J.V. Tucker and J.I. Zucker (1998): Computation by `while' programs on topological partial algebras, McMaster University, Dept of Computer Science, Technical Report 98-02; to appear in Theoretical Computer Science. [PDF via ScienceDirect]

Abstract. The language of `while' programs is a fundamental model for imperative programming on any data type. It leads to a generalisation of the theory of computable functions on the natural numbers to the theory of computable functions on any many-sorted algebra.

The language is used to express many algorithms in scientific computing where `while' programs are applied to continuous data. In the theory of data, continuous data types are modelled by topological many-sorted algebras. We study both exact and approximate computations by `while' programs, and `while' programs with arrays, over topological many-sorted algebras with partial operations. First, we establish that partial operations are necessary in order to compute a wide range of continuous functions. We prove basic continuity properties of our abstract computability:

Any partial function computable over a partial topological algebra by a `while'-array program is continuous. Any set semicomputable, or computable, over a partial topological algebra by a `while'-array program is open, or clopen, respectively.

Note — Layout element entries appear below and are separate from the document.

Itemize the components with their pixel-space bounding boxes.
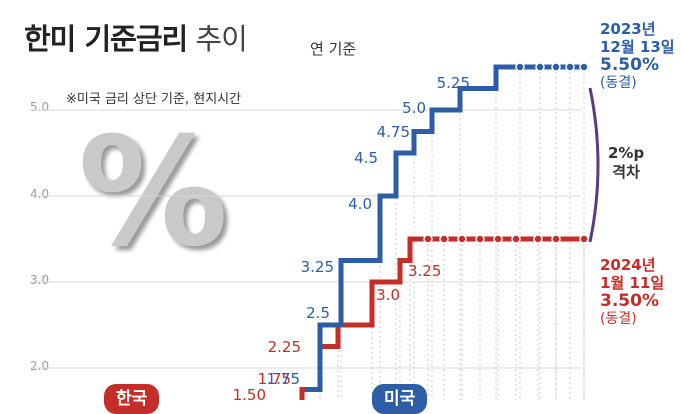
data-label: 2.25 [268, 338, 301, 356]
data-label: 3.25 [408, 262, 441, 280]
data-point [511, 234, 521, 244]
gap-brace [588, 87, 600, 243]
footnote: ※미국 금리 상단 기준, 현지시간 [66, 92, 242, 107]
y-tick-label: 4.0 [30, 187, 50, 201]
us-date-year: 2023년 [600, 20, 656, 38]
data-label: 4.0 [348, 195, 372, 213]
data-point [493, 234, 503, 244]
data-label: 4.75 [377, 123, 410, 141]
data-label: 3.0 [376, 286, 400, 304]
percent-watermark: % [78, 106, 229, 280]
kr-status: (동결) [600, 311, 637, 327]
data-point [439, 234, 449, 244]
data-label: 1.75 [258, 370, 291, 388]
chart-title: 한미 기준금리 추이 [24, 16, 248, 58]
data-label: 1.75 [267, 370, 300, 388]
data-point [423, 234, 433, 244]
kr-rate: 3.50% [600, 291, 659, 311]
title-suffix: 추이 [187, 22, 247, 56]
data-point [457, 234, 467, 244]
data-point [475, 234, 485, 244]
title-main: 한미 기준금리 [24, 22, 188, 56]
data-point [551, 234, 561, 244]
gap-value: 2%p [608, 144, 645, 162]
us-date-day: 12월 13일 [600, 38, 675, 56]
us-rate: 5.50% [600, 55, 659, 75]
kr-annotation: 2024년 1월 11일 3.50% (동결) [600, 256, 664, 328]
kr-date-year: 2024년 [600, 256, 656, 274]
us-annotation: 2023년 12월 13일 5.50% (동결) [600, 20, 675, 92]
legend-us: 미국 [372, 384, 428, 414]
rate-chart: 1.501.75 2.25 3.0 3.25 1.75 2.5 3.25 4.0 4.5 4.7… [30, 62, 600, 400]
data-point [551, 62, 561, 72]
data-point [579, 62, 589, 72]
data-point [579, 234, 589, 244]
data-point [515, 62, 525, 72]
y-tick-label: 3.0 [30, 273, 50, 287]
legend-korea: 한국 [104, 384, 160, 414]
data-label: 3.25 [301, 258, 334, 276]
data-label: 5.0 [402, 99, 426, 117]
data-label: 1.50 [233, 386, 266, 400]
kr-date-day: 1월 11일 [600, 274, 665, 292]
data-point [565, 62, 575, 72]
gap-label: 2%p 격차 [608, 144, 644, 182]
y-tick-label: 2.0 [30, 359, 50, 373]
unit-label: 연 기준 [310, 40, 357, 58]
data-point [535, 62, 545, 72]
series-line [305, 64, 584, 392]
data-label: 5.25 [437, 74, 470, 92]
gap-text: 격차 [612, 163, 640, 181]
us-status: (동결) [600, 75, 637, 91]
data-label: 2.5 [306, 304, 330, 322]
data-label: 4.5 [354, 149, 378, 167]
data-point [533, 234, 543, 244]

Secondly, we contrast exact and approximate computations. The class of functions that can be computed exactly can be quite limited. We show that on connected total algebras, the `while' and `while'-array computable functions are precisely those that are explicitly definable by terms. We show that for certain general classes of topological algebras, the total functions that can be approximated by `while' programs are precisely those that can be effectively approximated by terms. This property we call generalised Weierstrass approximation. An application of this result is that a function on the set R of reals is computable in the sense of computable analysis if, and only if, it is `while' approximable on a simple algebra based on R.